Nusteam Pro 6 est un appareil qui produit à la fois de la vapeur sèche et de la vapeur humide. Il bénéficie d'une simplicité d'utilisation et permet de nettoyer, dégraisser et désinfecter les surfaces, sols, vitres, robinetterie… Il est disponible avec six accessoires (frange, microfibre, raclette…). La Duplex, machine de nettoyage à rouleaux, existe en version vapeur pour le nettoyage des sols durs et des moquettes. La température atteint 130 °C en sortie de cuve, 110 °C sur les sols. « Le Nusteam Pro 6 est adapté à des applications plus pointues, de désinfection notamment », souligne Bruno Auguste. La Duplex à vapeur est préconisée pour le nettoyage et l'assainissement des sols pour les surfaces moyennes (150 à 250 m²/h). Elle rencontre un vif succès puisque 70 % des ventes de Duplex concernent le modèle à vapeur. Il existe une forte attente du marché quant à l'aisance d'utilisation, la rapidité de mise en œuvre et la maniabilité de l'appareil. « On peut aussi combiner la Duplex vapeur et le générateur pour réaliser une désinfection complémentaire, complète Bruno Auguste. Le concept vapeur a la cote mais les entreprises de propreté doivent pouvoir investir. C'est pourquoi elles s'orientent davantage vers la Duplex. »

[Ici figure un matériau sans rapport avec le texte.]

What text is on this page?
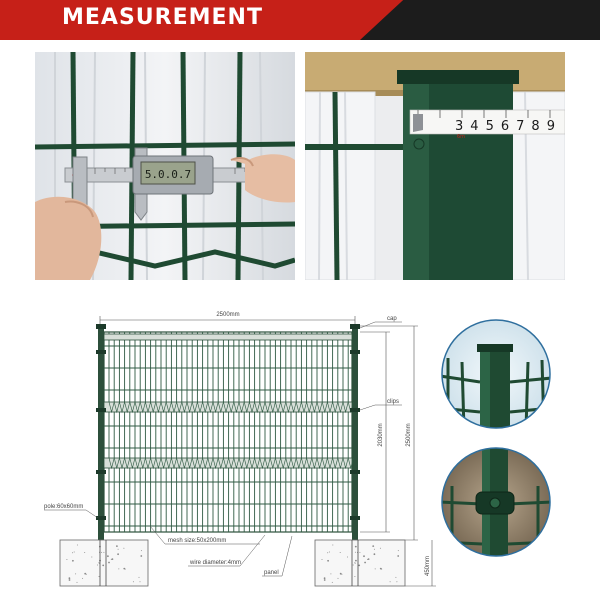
MEASUREMENT
5.0.0.7
3456789
6m
2500mm
2030mm	2500mm
450mm
cap
clips
pole:60x60mm
mesh size:50x200mm
wire diameter:4mm
panel
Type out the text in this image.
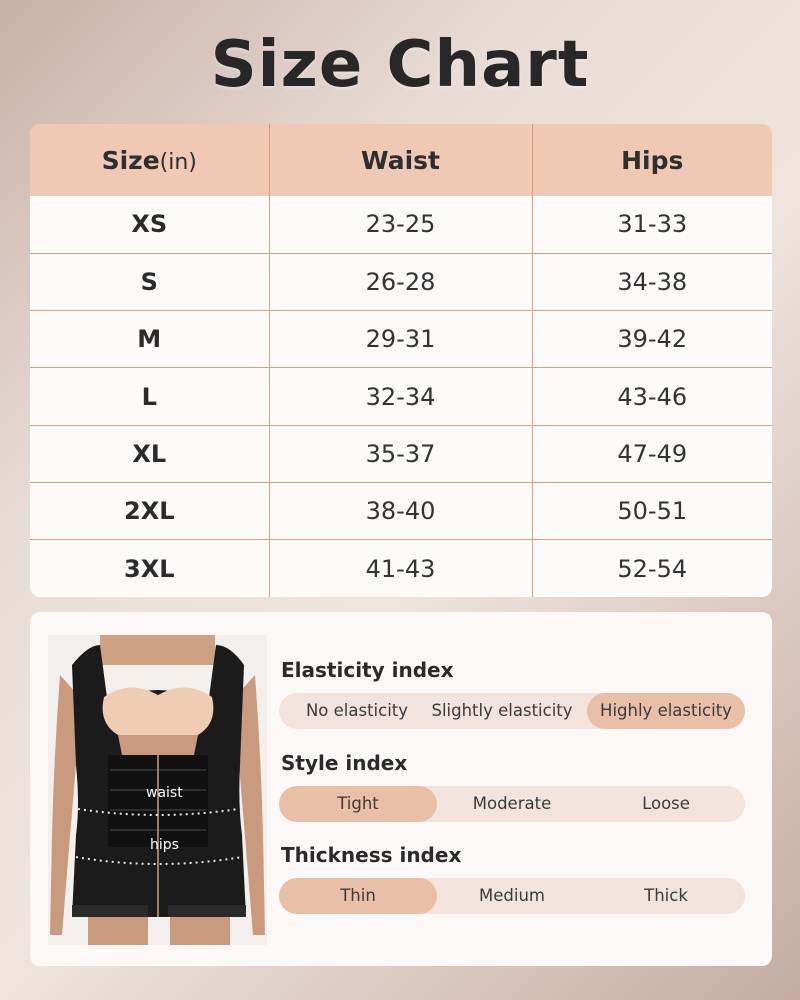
Size Chart
Size(in)	Waist	Hips
XS	23-25	31-33
S	26-28	34-38
M	29-31	39-42
L	32-34	43-46
XL	35-37	47-49
2XL	38-40	50-51
3XL	41-43	52-54
waist
hips
Elasticity index
No elasticity	Slightly elasticity	Highly elasticity
Style index
Tight	Moderate	Loose
Thickness index
Thin	Medium	Thick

© Numatic - Nusteam Pro 6 est un appareil qui produit à la fois de la vapeur sèche et de la vapeur humide.
© Duplex - est préconisée pour le nettoyage et l’assainissement des sols pour les surfaces moyennes (150 à 250 m²/h).
NOTE
Depuis mars 2019, la norme Afnor NFT 72-110 sur les procédés de désinfection des surfaces par la vapeur avec ou sans contact détermine l'activité bactéricide, fongicide, levuricide, sporicide et virucide incluant les bactériophages.
120
Sans minéraux et conductivité électrique, la vapeur à 120 °C neutralise la charge statique des particules de poussière. Grâce à la température élevée, elle décolle et dissout la saleté, détache et capture toutes ses particules : graisse, allergènes et acariens.